President of the Alaska Senate
- In office January 27, 1941 – January 25, 1943
- Preceded by: Norman R. Walker
- Succeeded by: Orville Cochran

Member of the Alaska Senate from the 4th district
- In office March 3, 1913 – March 1, 1915 Serving with Daniel Sutherland
- Preceded by: Position Established
- Succeeded by: O.P. Gaustad

Member of the Alaska Senate from the 1st district
- In office January 14, 1935 – January 25, 1943 Serving with Norman R. Walker
- Preceded by: Allen Shattuck
- Succeeded by: Arthur P. Walker

Personal details
- Born: Henry Joseph Roden August 8, 1874 Basel, Switzerland
- Died: June 5, 1966 (aged 91) Seattle, Washington, U.S.
- Party: Democratic Independent

= Henry Roden =

Swiss born American prospector, lawyer and politician

Henry Joseph Roden (August 8, 1874 – June 5, 1966) was Swiss born American prospector, lawyer and politician who served as Attorney General of the Territory of Alaska as well as a member and subsequently president of the Alaska territorial senate.

==Biography==

Born in Basel in 1874 Roden arrived in Alaska as part of the Klondike Gold Rush, arriving in Rampart in the summer of 1898.

In 1902 he began independently studying law, eventually passing the Alaska Bar exam in 1906 and served as assistant US Attorney in Fairbanks, assistant US Attorney in Iditarod and as City Attorney of Iditarod.

He was elected to the first Alaska territorial legislature in 1913 and was subsequently re-elected as part of the 12th legislature in 1935 and remained a Senator until the 15th legislature in 1941 when he served as Senate President. In 1941 he became Attorney general for the state of Alaska, a position which he held until 1944, when he stood unsuccessfully as the Democratic candidate for the Alaskan representative to the US Congress.

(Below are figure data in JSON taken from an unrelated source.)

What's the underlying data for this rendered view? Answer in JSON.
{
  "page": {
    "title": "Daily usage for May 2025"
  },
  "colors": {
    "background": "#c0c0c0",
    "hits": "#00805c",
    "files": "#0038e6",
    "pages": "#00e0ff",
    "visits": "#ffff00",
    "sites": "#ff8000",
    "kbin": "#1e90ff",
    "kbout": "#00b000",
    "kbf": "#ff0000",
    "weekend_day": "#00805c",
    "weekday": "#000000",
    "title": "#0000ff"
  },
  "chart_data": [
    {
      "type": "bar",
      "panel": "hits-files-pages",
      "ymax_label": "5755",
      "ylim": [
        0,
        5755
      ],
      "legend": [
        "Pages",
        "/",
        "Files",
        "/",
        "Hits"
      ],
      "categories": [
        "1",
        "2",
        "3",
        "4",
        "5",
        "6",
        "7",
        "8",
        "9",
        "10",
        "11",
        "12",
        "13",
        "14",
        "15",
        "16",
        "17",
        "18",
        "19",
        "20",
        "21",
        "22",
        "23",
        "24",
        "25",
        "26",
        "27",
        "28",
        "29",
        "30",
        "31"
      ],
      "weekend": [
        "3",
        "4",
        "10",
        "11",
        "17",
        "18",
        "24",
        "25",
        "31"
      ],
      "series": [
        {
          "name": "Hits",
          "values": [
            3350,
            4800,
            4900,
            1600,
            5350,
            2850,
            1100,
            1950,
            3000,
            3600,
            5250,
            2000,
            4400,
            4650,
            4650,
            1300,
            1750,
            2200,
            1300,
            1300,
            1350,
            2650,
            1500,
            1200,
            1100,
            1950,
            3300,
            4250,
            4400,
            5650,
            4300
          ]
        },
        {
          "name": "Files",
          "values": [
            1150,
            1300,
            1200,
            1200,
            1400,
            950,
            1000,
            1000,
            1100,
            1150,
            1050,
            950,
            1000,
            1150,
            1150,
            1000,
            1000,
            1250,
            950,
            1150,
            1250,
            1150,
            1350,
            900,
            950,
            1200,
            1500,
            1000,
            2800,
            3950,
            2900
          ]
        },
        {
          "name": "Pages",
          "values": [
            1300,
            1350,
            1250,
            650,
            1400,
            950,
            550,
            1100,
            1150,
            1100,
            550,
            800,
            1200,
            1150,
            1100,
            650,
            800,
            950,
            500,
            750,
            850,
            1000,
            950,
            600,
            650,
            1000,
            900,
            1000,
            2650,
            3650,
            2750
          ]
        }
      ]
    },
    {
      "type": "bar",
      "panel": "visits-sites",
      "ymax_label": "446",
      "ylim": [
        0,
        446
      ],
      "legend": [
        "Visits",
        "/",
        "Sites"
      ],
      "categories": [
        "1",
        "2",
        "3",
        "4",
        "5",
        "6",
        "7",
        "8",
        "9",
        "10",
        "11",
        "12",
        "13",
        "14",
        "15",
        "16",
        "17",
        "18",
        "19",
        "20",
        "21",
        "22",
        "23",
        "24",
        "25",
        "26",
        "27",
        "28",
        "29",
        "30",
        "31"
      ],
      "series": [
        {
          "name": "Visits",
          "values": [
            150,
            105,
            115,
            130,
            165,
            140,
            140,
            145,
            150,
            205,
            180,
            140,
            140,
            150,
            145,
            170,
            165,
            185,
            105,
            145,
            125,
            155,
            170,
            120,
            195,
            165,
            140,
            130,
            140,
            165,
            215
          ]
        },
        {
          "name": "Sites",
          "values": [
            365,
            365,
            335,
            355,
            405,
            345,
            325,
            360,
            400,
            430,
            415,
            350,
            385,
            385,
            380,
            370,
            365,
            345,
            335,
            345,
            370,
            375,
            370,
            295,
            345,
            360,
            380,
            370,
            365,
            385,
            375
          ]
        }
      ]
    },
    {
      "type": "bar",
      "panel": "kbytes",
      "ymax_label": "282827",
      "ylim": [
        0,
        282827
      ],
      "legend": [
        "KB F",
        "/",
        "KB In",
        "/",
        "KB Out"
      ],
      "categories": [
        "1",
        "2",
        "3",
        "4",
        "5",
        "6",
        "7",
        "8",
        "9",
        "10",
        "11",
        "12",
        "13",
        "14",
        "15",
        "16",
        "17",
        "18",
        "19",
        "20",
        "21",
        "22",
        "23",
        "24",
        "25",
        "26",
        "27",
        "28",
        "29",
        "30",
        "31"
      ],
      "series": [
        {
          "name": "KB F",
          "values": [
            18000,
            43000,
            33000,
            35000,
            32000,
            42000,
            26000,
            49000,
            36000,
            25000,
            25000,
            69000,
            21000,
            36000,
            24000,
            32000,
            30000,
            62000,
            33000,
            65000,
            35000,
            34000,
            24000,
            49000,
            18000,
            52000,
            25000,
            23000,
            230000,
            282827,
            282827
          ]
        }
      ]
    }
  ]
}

Throughout this time Roden maintained interests in mining. In 1919 he and others incorporated the Admiralty Alaska Gold Mining Company with himself as president, which controlled a mine in Funter Bay; in 1942 he was still an officer of the mining company, and following the start of the Aleutian Islands campaign and the evacuation of the Aleutian and Pribilof Islands the mine was leased to the US government to house some of the evacuees. As Attorney general in 1943 he inspected the mine and wrote a letter to Governor Ernest Gruening expressing concern about the situation.